El-P’s Blogspot is titled “im going to stab you.” That gives you an indication of the type of fury you hear on Cancer for Cure, the rapper’s third full-length album, one that sounds like it was recorded during the middle of a holocaust. It’s dark and unrelenting, a conceptual masterpiece about feeling paranoid, about yourself and the world around you — and it’s not even the best album he was involved with this year.

Sharon Van Etten’s expressive, vulnerable voice float above most of the spacious, airy songs on her sophomore release, Tramp, which was produced by the National’s Aaron Dessner. But her words are refreshingly direct (“You’re the reason why I’ll move to the city/Or why I’ll need to leave”), and she sounds more confident than she did only two years earlier, on 2010’s Epic, which could be described as Angst Presented by Xanax. It’s a major step-up for one of indie rock’s most talented up-and-comers.

The fact that more people aren’t talking about Reks, and this album in particular, is baffling to me. Straight has an old-school jazzy vibe to its songs, which should appease purists (thanks to producer Statik Selektah), but it also samples Kanye West and Reks raps about issues that matter today. Every year, people tend to root for one album that isn’t getting nearly enough attention. This is mine.
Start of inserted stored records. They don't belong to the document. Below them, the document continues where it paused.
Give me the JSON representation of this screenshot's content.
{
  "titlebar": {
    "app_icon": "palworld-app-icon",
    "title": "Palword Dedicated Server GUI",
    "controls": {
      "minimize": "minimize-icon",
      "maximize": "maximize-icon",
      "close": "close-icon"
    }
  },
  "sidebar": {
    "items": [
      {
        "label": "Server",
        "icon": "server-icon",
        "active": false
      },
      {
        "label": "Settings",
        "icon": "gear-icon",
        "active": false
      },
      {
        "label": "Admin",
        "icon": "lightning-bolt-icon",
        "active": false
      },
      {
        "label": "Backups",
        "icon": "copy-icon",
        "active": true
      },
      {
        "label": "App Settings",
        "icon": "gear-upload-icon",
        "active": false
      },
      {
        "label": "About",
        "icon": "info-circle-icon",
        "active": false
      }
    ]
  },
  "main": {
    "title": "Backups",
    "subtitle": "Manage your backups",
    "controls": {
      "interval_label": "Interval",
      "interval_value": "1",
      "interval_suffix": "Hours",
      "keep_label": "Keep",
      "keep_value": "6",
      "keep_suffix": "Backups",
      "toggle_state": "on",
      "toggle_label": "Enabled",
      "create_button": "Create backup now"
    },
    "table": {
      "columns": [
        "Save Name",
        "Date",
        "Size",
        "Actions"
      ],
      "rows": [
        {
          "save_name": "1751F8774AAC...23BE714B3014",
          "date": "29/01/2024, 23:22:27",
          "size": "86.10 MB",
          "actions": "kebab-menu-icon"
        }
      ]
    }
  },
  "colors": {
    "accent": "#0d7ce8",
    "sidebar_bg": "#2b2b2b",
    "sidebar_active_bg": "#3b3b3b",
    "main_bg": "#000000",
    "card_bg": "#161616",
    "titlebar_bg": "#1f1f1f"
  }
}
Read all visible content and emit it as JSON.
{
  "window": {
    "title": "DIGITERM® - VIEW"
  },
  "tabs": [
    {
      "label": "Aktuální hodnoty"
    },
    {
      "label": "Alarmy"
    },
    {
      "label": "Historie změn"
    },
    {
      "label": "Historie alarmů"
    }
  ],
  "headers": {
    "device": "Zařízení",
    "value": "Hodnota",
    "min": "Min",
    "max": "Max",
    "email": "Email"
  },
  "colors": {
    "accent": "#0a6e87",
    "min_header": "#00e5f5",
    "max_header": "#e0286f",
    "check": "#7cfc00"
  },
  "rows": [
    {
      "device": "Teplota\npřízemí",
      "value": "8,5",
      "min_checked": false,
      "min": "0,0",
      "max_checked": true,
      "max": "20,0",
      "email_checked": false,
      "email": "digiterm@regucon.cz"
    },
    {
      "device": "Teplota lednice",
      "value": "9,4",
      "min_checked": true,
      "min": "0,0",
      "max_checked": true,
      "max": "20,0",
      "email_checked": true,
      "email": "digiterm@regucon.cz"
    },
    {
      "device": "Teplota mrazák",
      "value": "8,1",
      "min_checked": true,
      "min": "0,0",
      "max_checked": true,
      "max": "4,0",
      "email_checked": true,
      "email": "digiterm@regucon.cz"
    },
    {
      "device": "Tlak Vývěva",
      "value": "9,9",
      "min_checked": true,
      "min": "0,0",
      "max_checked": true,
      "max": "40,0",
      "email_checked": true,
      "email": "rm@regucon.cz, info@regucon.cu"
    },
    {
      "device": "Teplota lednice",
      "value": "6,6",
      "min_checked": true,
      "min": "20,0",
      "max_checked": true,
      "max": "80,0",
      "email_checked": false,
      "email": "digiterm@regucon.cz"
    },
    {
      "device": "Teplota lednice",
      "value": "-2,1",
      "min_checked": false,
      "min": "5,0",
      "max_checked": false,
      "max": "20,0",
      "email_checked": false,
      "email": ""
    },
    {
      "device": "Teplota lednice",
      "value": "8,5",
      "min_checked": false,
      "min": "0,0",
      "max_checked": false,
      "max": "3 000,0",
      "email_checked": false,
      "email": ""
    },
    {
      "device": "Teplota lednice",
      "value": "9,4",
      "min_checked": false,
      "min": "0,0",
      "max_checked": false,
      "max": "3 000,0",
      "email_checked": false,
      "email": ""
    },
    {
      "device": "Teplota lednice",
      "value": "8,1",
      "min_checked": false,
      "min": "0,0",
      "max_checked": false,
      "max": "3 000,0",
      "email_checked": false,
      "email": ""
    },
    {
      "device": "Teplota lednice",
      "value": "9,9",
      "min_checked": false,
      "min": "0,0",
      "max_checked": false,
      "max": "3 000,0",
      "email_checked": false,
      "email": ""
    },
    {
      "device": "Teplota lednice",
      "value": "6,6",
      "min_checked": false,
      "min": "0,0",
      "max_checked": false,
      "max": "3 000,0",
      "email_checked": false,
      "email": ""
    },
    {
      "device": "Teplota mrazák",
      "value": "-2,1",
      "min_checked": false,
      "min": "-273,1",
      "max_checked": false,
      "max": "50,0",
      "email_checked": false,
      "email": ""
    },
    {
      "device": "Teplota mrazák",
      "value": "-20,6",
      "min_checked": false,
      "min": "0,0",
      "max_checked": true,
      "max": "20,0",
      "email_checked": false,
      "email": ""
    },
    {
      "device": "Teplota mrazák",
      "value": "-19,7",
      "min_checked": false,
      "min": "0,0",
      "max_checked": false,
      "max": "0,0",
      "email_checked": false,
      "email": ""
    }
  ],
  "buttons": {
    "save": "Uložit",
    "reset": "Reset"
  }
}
Here’s what I said when this album came out last month:

Here are but a few words that have been used to describe Fiona Apple’s first album in seven years: focused, refined, perfectly sequenced, exquisitely rendered, thrilling, emotionally ravaged glory, wonderfully jarring, and essential 2012 listening. I lied: those are all from a single review, from the Los Angeles Times. Idler Wheel has reduced critics to blubbering piles of adjectives and high praises, and with good reason: it’s a nearly perfect album. It’s riveting, raw, self-loathingly honest, daring, claustrophobic yet allows room for interpretation, violent…see, there I go.

And it’s only gotten better with time. 2012’s best comeback story?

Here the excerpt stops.